Dies gilt auch für die Buchobjekte. Durch einfache Veränderungen werden Texte verborgen, oder auch betont, durch Übermalungen der Schrift entstehen Projektionsflächen für den Text des Betrachters. Welcher Text verbirgt sich in einem Buch, das ich gar nicht öffnen kann?
Welche besonderen Erwartungen habe ich an ein Buch, das auf dem Platz liegt, auf den ich mich setzen wollte?

Auch frühere Arbeiten, wie diese hier rechts, die im Zusammenhang mit Überlegungen zu einer weiblichen Ästhetik entstanden sind, zeigen die Experimentierfreude. Texte der antiken Lyrikerin Sappho werden mit Stoff als Zeichenträger wie ein Bild inszeniert, Papier - normales DIN A 4 Papier - jedoch mit einer realen Naht zusammengenäht, dies wirkt äußerst fragil, der Faden erscheint wie Schrift.

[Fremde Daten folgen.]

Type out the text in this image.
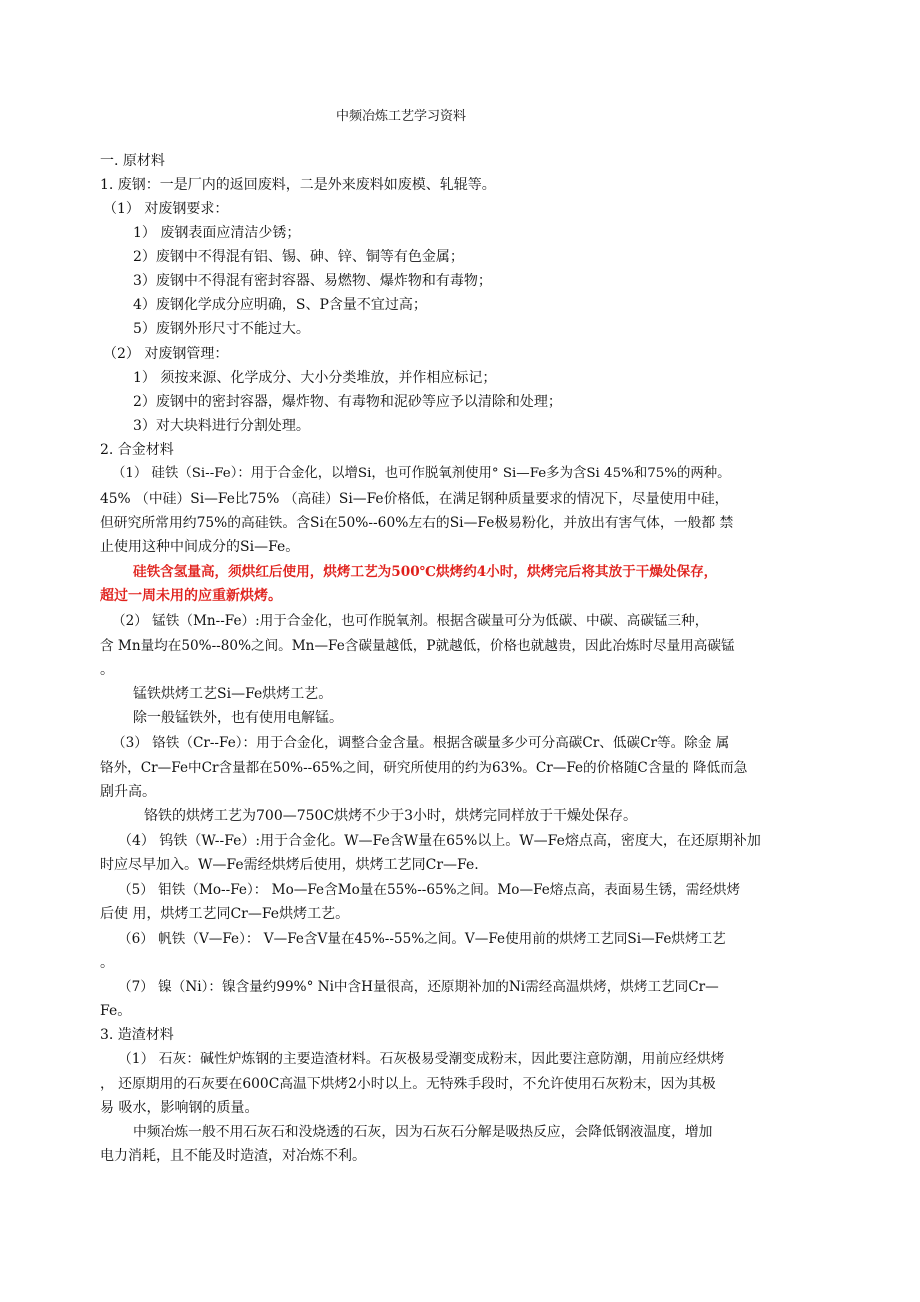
中频冶炼工艺学习资料
一. 原材料
1. 废钢：一是厂内的返回废料，二是外来废料如废模、轧辊等。
（1） 对废钢要求：
1） 废钢表面应清洁少锈；
2）废钢中不得混有铝、锡、砷、锌、铜等有色金属；
3）废钢中不得混有密封容器、易燃物、爆炸物和有毒物；
4）废钢化学成分应明确，S、P含量不宜过高；
5）废钢外形尺寸不能过大。
（2） 对废钢管理：
1） 须按来源、化学成分、大小分类堆放，并作相应标记；
2）废钢中的密封容器，爆炸物、有毒物和泥砂等应予以清除和处理；
3）对大块料进行分割处理。
2. 合金材料
（1） 硅铁（Si--Fe）：用于合金化，以增Si，也可作脱氧剂使用° Si—Fe多为含Si 45%和75%的两种。
45% （中硅）Si—Fe比75% （高硅）Si—Fe价格低，在满足钢种质量要求的情况下，尽量使用中硅，
但研究所常用约75%的高硅铁。含Si在50%--60%左右的Si—Fe极易粉化，并放出有害气体，一般都 禁
止使用这种中间成分的Si—Fe。
硅铁含氢量高，须烘红后使用，烘烤工艺为500℃烘烤约4小时，烘烤完后将其放于干燥处保存，
超过一周未用的应重新烘烤。
（2） 锰铁（Mn--Fe）:用于合金化，也可作脱氧剂。根据含碳量可分为低碳、中碳、高碳锰三种，
含 Mn量均在50%--80%之间。Mn—Fe含碳量越低，P就越低，价格也就越贵，因此冶炼时尽量用高碳锰
。
锰铁烘烤工艺Si—Fe烘烤工艺。
除一般锰铁外，也有使用电解锰。
（3） 铬铁（Cr--Fe）：用于合金化，调整合金含量。根据含碳量多少可分高碳Cr、低碳Cr等。除金 属
铬外，Cr—Fe中Cr含量都在50%--65%之间，研究所使用的约为63%。Cr—Fe的价格随C含量的 降低而急
剧升高。
铬铁的烘烤工艺为700—750C烘烤不少于3小时，烘烤完同样放于干燥处保存。
（4） 钨铁（W--Fe）:用于合金化。W—Fe含W量在65%以上。W—Fe熔点高，密度大，在还原期补加
时应尽早加入。W—Fe需经烘烤后使用，烘烤工艺同Cr—Fe.
（5） 钼铁（Mo--Fe）： Mo—Fe含Mo量在55%--65%之间。Mo—Fe熔点高，表面易生锈，需经烘烤
后使 用，烘烤工艺同Cr—Fe烘烤工艺。
（6） 帆铁（V—Fe）： V—Fe含V量在45%--55%之间。V—Fe使用前的烘烤工艺同Si—Fe烘烤工艺
。
（7） 镍（Ni）：镍含量约99%° Ni中含H量很高，还原期补加的Ni需经高温烘烤，烘烤工艺同Cr—
Fe。
3. 造渣材料
（1） 石灰：碱性炉炼钢的主要造渣材料。石灰极易受潮变成粉末，因此要注意防潮，用前应经烘烤
， 还原期用的石灰要在600C高温下烘烤2小时以上。无特殊手段时，不允许使用石灰粉末，因为其极
易 吸水，影响钢的质量。
中频冶炼一般不用石灰石和没烧透的石灰，因为石灰石分解是吸热反应，会降低钢液温度，增加
电力消耗，且不能及时造渣，对冶炼不利。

Es ergeben sich aber nicht nur Verbindungen zwischen den Serien und Sequenzen, sondern auch zwischen den Gruppen selbst, auch quer durch den Raum. Dort werden bei einfachen Rostobjekte durch die Fotografie die Oberflächenlandschaften sichtbar gemacht, dort in der Malerei entstehen durch Auswaschungen ähnliche Strukturen, hier können wir den Rost und den Materialcharakter der Objekte selber erfassen und Sie werden gleich erleben, wie diese Objekte auch noch zu Instrumenten werden.

Gudrun Ebert hat Grafik Design studiert, sich dann intensiv mit der Fotografie auseinandergesetzt, an einer Waldorfschule Unterricht in Malerei und Zeichnung und Fotografie gegeben und die Einflüsse der unterschiedlichen Bereiche und Medien in ihre eigene künstlerische Tätigkeit aufgegriffen. Eine große Neugier und Offenheit für die Möglichkeiten des künstlerischen Gestaltungsprozesses, verbunden mit dem Respekt gegenüber dem verwendeten Material, kennzeichnet für mich das Werk von Gudrun Ebert. Der Kunstbeirat der Petrus Kirche freut sich, ihnen die Künstlerin heute Abend vorstellen zu dürfen und Dir - liebe Gudrun - danken wir für diese schöne Ausstellung.